TitleDynamic spectrum quality assessment and iterative computational analysis of shotgun proteomic data: toward more efficient identification of post-translational modifications, sequence polymorphisms, and novel peptides
Publication TypeJournal Article
Year of Publication2006
AuthorsNesvizhskii AI, Roos FF, Grossmann J, Vogelzang M, Eddes JS, Gruissem W, Baginsky S, Aebersold R
JournalMol Cell Proteomics
Volume5
Pagination652-70
Date PublishedApr
PMID16352522
Keywords*Polymorphism, Genetic, *Protein Processing, Post-Translational, *Proteomics, Alternative Splicing, Amino Acid Sequence, Mass Spectrometry, Molecular Sequence Data, Peptides/*metabolism
AbstractIn mass spectrometry-based proteomics, frequently hundreds of thousands of MS/MS spectra are collected in a single experiment.
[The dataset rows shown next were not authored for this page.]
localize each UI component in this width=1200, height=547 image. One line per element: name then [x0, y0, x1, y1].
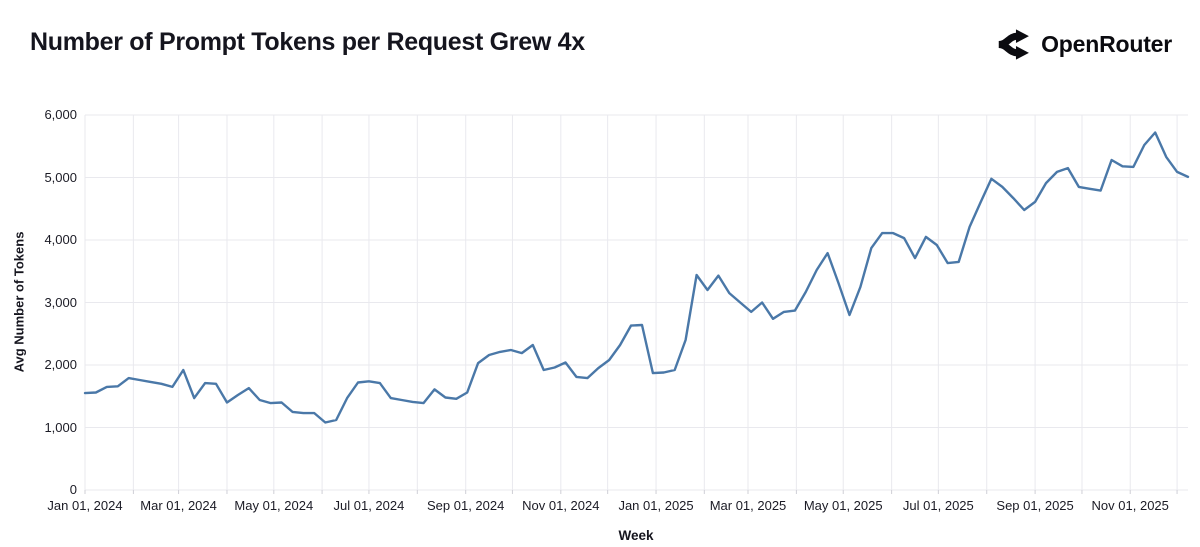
x-tick-label: Sep 01, 2025 — [996, 498, 1074, 513]
brand-name: OpenRouter — [1041, 31, 1172, 57]
x-tick-label: Sep 01, 2024 — [427, 498, 505, 513]
x-tick-label: May 01, 2025 — [803, 498, 883, 513]
y-tick-label: 5,000 — [44, 169, 77, 185]
x-tick-label: Jul 01, 2024 — [333, 498, 405, 513]
y-tick-label: 3,000 — [44, 294, 77, 310]
x-tick-label: Nov 01, 2025 — [1091, 498, 1169, 513]
y-tick-label: 6,000 — [44, 107, 77, 122]
x-axis-title: Week — [618, 528, 654, 543]
y-tick-label: 0 — [69, 482, 77, 497]
y-tick-label: 4,000 — [44, 232, 77, 247]
x-tick-label: Mar 01, 2025 — [709, 498, 787, 513]
x-tick-label: Jul 01, 2025 — [902, 498, 974, 513]
x-tick-label: Jan 01, 2025 — [618, 498, 694, 513]
openrouter-logo-icon — [998, 29, 1030, 60]
brand-logo: OpenRouter — [995, 26, 1172, 63]
x-tick-label: May 01, 2024 — [234, 498, 314, 513]
y-tick-label: 2,000 — [44, 357, 77, 372]
x-tick-label: Jan 01, 2024 — [47, 498, 123, 513]
x-tick-label: Mar 01, 2024 — [140, 498, 217, 513]
y-tick-label: 1,000 — [44, 419, 77, 435]
series-line — [83, 131, 1190, 424]
page-title: Number of Prompt Tokens per Request Grew… — [30, 28, 585, 56]
x-tick-label: Nov 01, 2024 — [522, 498, 600, 513]
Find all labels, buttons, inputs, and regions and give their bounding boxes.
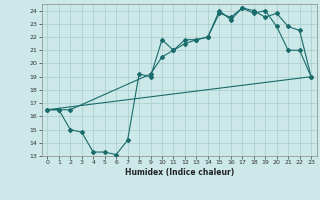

Of these, a relatively small fraction is confidently assigned to peptide sequences, whereas the majority of the spectra are not further analyzed. Spectra are not assigned to peptides for diverse reasons. These include deficiencies of the scoring schemes implemented in the database search tools, sequence variations (e.g. single nucleotide polymorphisms) or omissions in the database searched, post-translational or chemical modifications of the peptide analyzed, or the observation of sequences that are not anticipated from the genomic sequence (e.g. splice forms, somatic rearrangement, and processed proteins). To increase the amount of information that can be extracted from proteomic MS/MS datasets we developed a robust method that detects high quality spectra within the fraction of spectra unassigned by conventional sequence database searching and computes a quality score for each spectrum. We also demonstrate that iterative search strategies applied to such detected unassigned high quality spectra significantly increase the number of spectra that can be assigned from datasets and that biologically interesting new insights can be gained from existing data.